The article cites the following potential opportunities.

  • C-RAN. The trend identified is for cellular companies to process customer connection functions locally at cell sites instead of in the cloud. The opportunity for rural ISPs is to cell more connectivity to the expanding number of cell sites. However, is cellular data is processed locally, that would imply smaller transport bandwidth needed at each cell site.
  • Private Wireless Networks. The cellular carriers and companies like Microsoft and Amazon are likely to tackle this market. While there may be a few large customers in rural markets that want to participate in a private wireless network, the big opportunity is in selling the service to farms. Local ISPs can partner with one of the big application developers that will provide a communications suite for farms. The ISP opportunity will be selling transport to farms, but also possibly being hired to maintain farm wireless devices and monitors.
  • Internet of Things (IoT). This is the trend to develop smart sensors that can handle data locally without sending everything to a data center. Like with C-RAN, it seems like a stretch to see a role for a small rural ISP in the market other than perhaps being the local agent for the sensor devices.
  • Self-Driving Cars. The article relies on a prediction that a self-driving car will need to offload as much as 5,000 gigabits per hour of driving. I find it impossible to believe that anybody is going to invest in the network in rural areas that will ever serve this market. Most of the auto industry is chasing a future where vehicles will possess the needed computing power onboard rather than rely on somebody building a fiber network and billions of sensors along every mile of US highways. I was surprised to see this in the CoBank article since the chances of this happening seem slim.

The only opportunity on this list that might realistically materialize in the next decade and be a revenue opportunity for rural ISPs is private wireless networks for farms. It’s not hard to imagine a business relationship where rural ISPs become the local agent for smart farming connectivity and devices, in much the same way that many local ISPs were the agent for products like DirecTV. It’s not hard to imagine the rural ISP industry associations negotiating a contract for such services on behalf of members, making it easy to participate.

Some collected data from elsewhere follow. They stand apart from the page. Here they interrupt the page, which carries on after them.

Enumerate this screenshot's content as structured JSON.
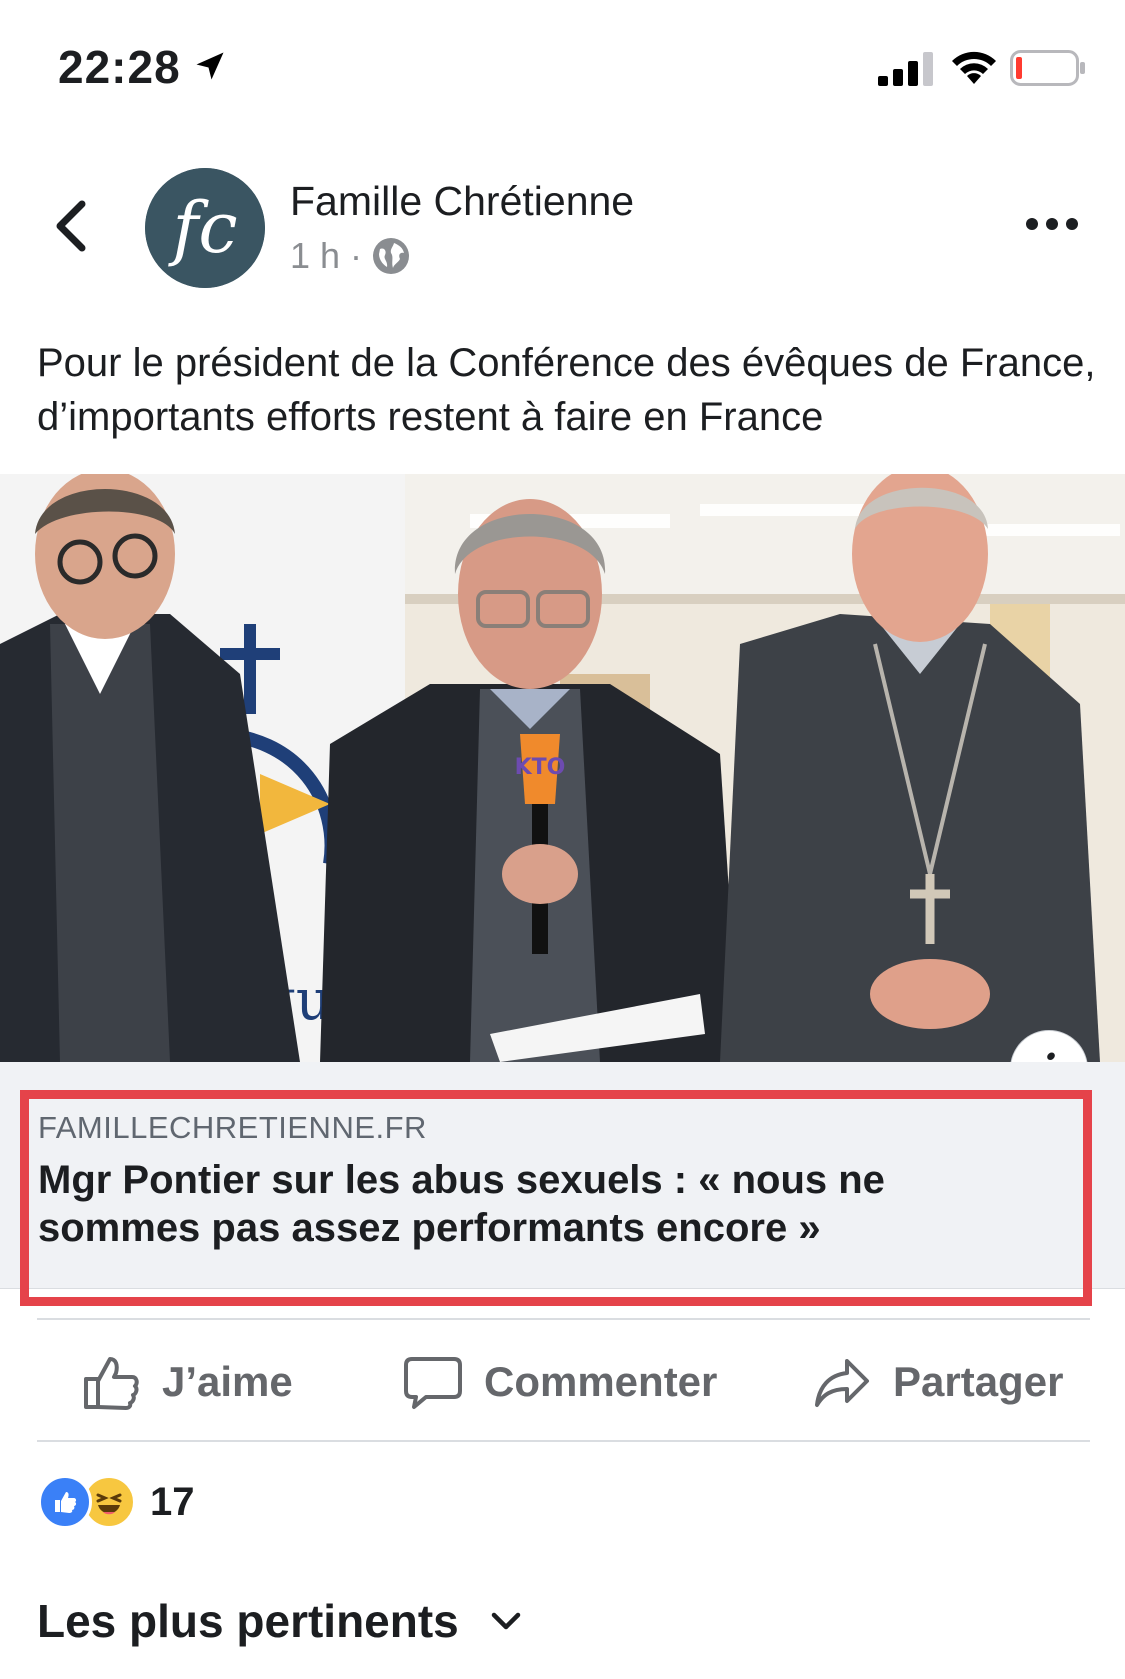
{
  "status_bar": {
    "time": "22:28",
    "location_icon": "location-arrow-icon",
    "signal_icon": "cellular-signal-icon",
    "wifi_icon": "wifi-icon",
    "battery_icon": "battery-low-icon"
  },
  "header": {
    "back_icon": "chevron-left-icon",
    "avatar_text": "fc",
    "page_name": "Famille Chrétienne",
    "time_ago": "1 h",
    "separator": "·",
    "audience_icon": "globe-icon",
    "more_icon": "more-dots-icon"
  },
  "post": {
    "text": "Pour le président de la Conférence des évêques de France, d’importants efforts restent à faire en France"
  },
  "image": {
    "logo_text": "ques",
    "mic_text": "KTO",
    "info_label": "i"
  },
  "link_preview": {
    "domain": "FAMILLECHRETIENNE.FR",
    "title": "Mgr Pontier sur les abus sexuels : « nous ne sommes pas assez performants encore »",
    "highlight_color": "#e5434a"
  },
  "actions": {
    "like_label": "J’aime",
    "comment_label": "Commenter",
    "share_label": "Partager"
  },
  "reactions": {
    "count": "17",
    "types": [
      "like",
      "haha"
    ]
  },
  "comments": {
    "sort_label": "Les plus pertinents"
  },
  "colors": {
    "accent_like": "#3a80f7",
    "haha": "#f7c740",
    "muted_text": "#65676b",
    "avatar_bg": "#3a5562"
  }
}
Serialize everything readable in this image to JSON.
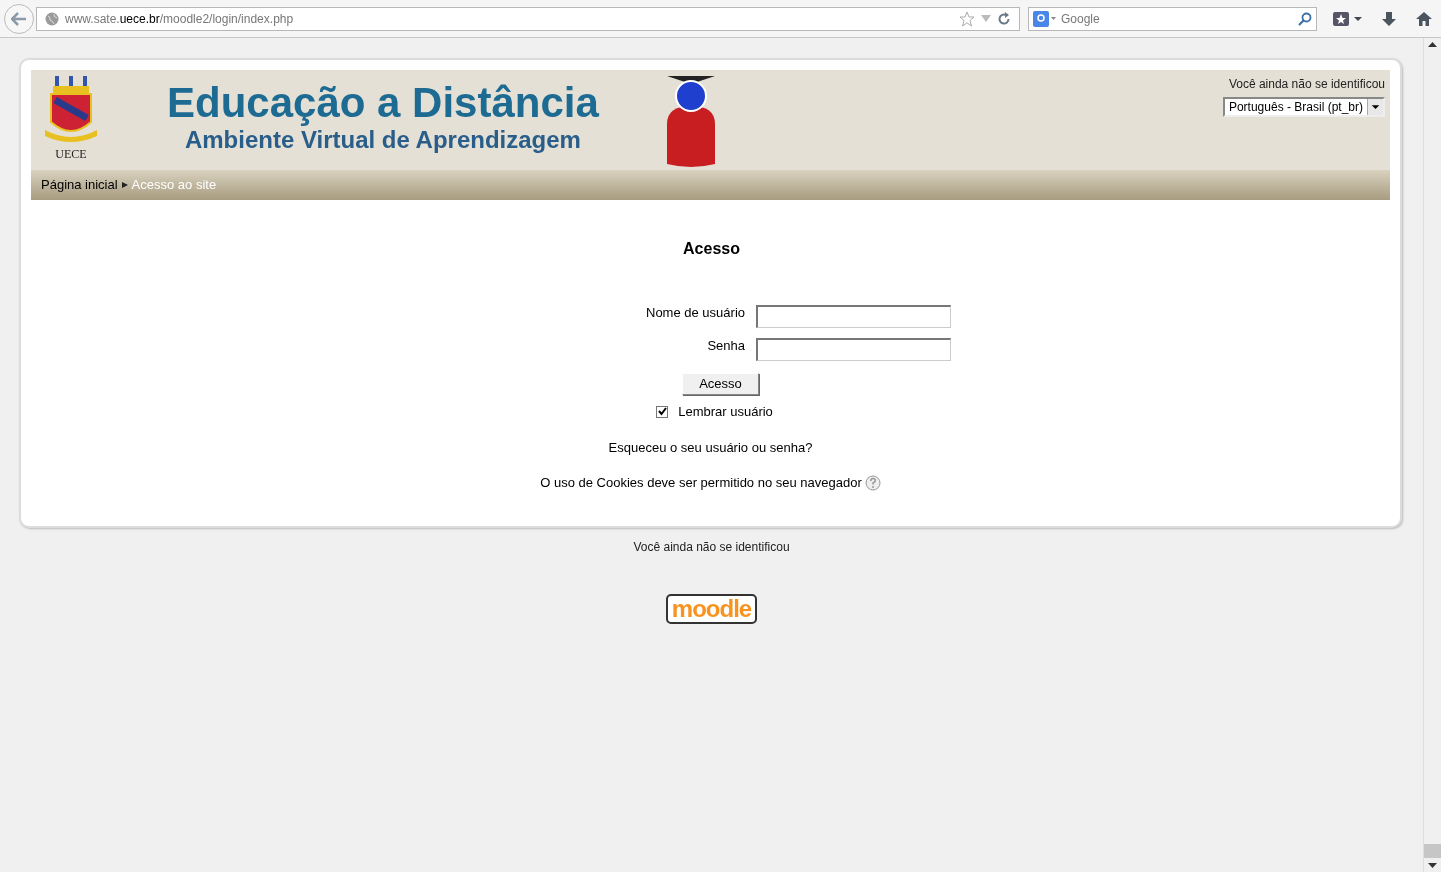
{
  "browser": {
    "url_host_prefix": "www.sate.",
    "url_host_domain": "uece.br",
    "url_path": "/moodle2/login/index.php",
    "search_placeholder": "Google"
  },
  "header": {
    "crest_label": "UECE",
    "title": "Educação a Distância",
    "subtitle": "Ambiente Virtual de Aprendizagem",
    "login_info": "Você ainda não se identificou",
    "language": "Português - Brasil (pt_br)"
  },
  "breadcrumb": [
    {
      "label": "Página inicial",
      "current": false
    },
    {
      "label": "Acesso ao site",
      "current": true
    }
  ],
  "login": {
    "heading": "Acesso",
    "fields": [
      {
        "label": "Nome de usuário"
      },
      {
        "label": "Senha"
      }
    ],
    "button": "Acesso",
    "remember": {
      "label": "Lembrar usuário",
      "checked": true
    },
    "forgot_link": "Esqueceu o seu usuário ou senha?",
    "cookies_note": "O uso de Cookies deve ser permitido no seu navegador"
  },
  "footer": {
    "login_info": "Você ainda não se identificou",
    "logo": "moodle"
  }
}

I was intrigued to see CoBank writing this article because bankers generally concentrate on opportunities that are either here today or on the immediate horizon. This article talks about pretty futuristic stuff. The question any rural ISP will ask is if any of these applications will ever become tangible and actionable. I remember a decade ago when the rage in the industry was telling rural ISPs that there was a lot of money to be made in fostering cellular offload to WiFi. I can’t think of anybody I know that ever made a nickel on the idea, but you couldn’t go to an industry meeting without somebody promoting the idea. There is a whole lot of steps that have to happen  before any of these edge-computing ideas turn into something that the average rural ISP can profitably participate in. But I have no doubt that some of the ideas in this article, or applications we haven’t thought of, will become real eventually. The one thing that rural ISPs have that is hard to duplicate is a local presence and local technical expertise.